Lead author Professor Alan Emond, of the University of Bristol, said: “This study provides unique real-time insights into how people’s attitudes and gambling behaviour changed during lockdown, when everyone was stuck inside and unable to participate in most social activities.

“The findings reveal that although many forms of gambling were restricted, a minority of regular gamblers significantly increased their gambling and betting online.

“As with so many repercussions of the pandemic, inequalities have been exacerbated and particularly vulnerable groups were worse affected.”

The comparative research used two online questionnaires during the first lockdown in 2020, which surveyed the same group of adults, aged 28 on average, who had previously been asked similar questions about gambling before the pandemic as part of the Children of the 90s study.

More than 2,600 adults responded and results revealed that during lockdown men were three times more likely than women to gamble more than once a week.

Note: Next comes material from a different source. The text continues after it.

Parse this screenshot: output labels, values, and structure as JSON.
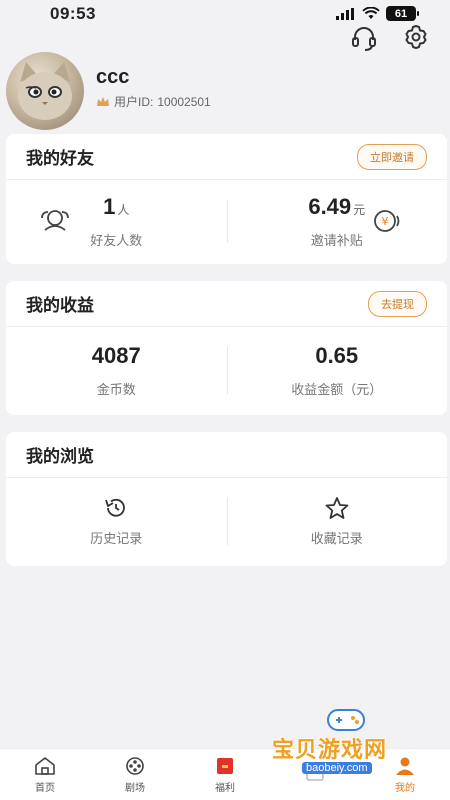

Drinking more than three pints of beer at least once a week was strongly linked to regular gambling among men and women.

These trends are likely to be much greater in reality, as the majority 70of respondents to the surveys in lockdown were women, researchers said.

Professor Emond, a public health expert, said: “The strong link between binge drinking and regular gambling is of particular concern, as they are both addictive behaviours which can have serious health and social consequences.

“With the wider availability of gambling through different online channels, vulnerable groups could get caught in a destructive cycle.

“A public health approach is needed to minimise gambling harms.”

The research builds on other evidence, including the YouGov Covid-19 tracker study, which found regular gamblers turned to new online options during lockdown.

Co-author Professor Agnes Nairn, an online advertising expert at the University of Bristol, added: “The results of this study and trends being reported more widely are quite alarming.

“As gambling habits shift online, vulnerable groups including children and adults who drink heavily may be more easily sucked into these channels.

“The increased prevalence of home working is also an important consideration for future policy making, as the temptation to gamble online, amplified by clever advertising, is always there.

“Children are also falling prey to this advertising, especially for esports, on social media and could get locked into addictive habits from an early age.

“Stricter regulation is needed in this growing field to protect unwitting consumers.”

Claire Murdoch, national mental health director at NHS England, said: “The NHS is stepping up and opening specialist gambling addiction clinics across the country, but industry giants also need to step up and trade responsibly.

“Throughout the pandemic, the NHS has been there to support people during difficulties they have faced during lockdown, and if you are struggling with a gambling addiction or any other mental health problem, the NHS is here to help.”

The study, Gambling by young adults in the UK during Covid-19 lockdown, is published in the Journal of Gambling Studies.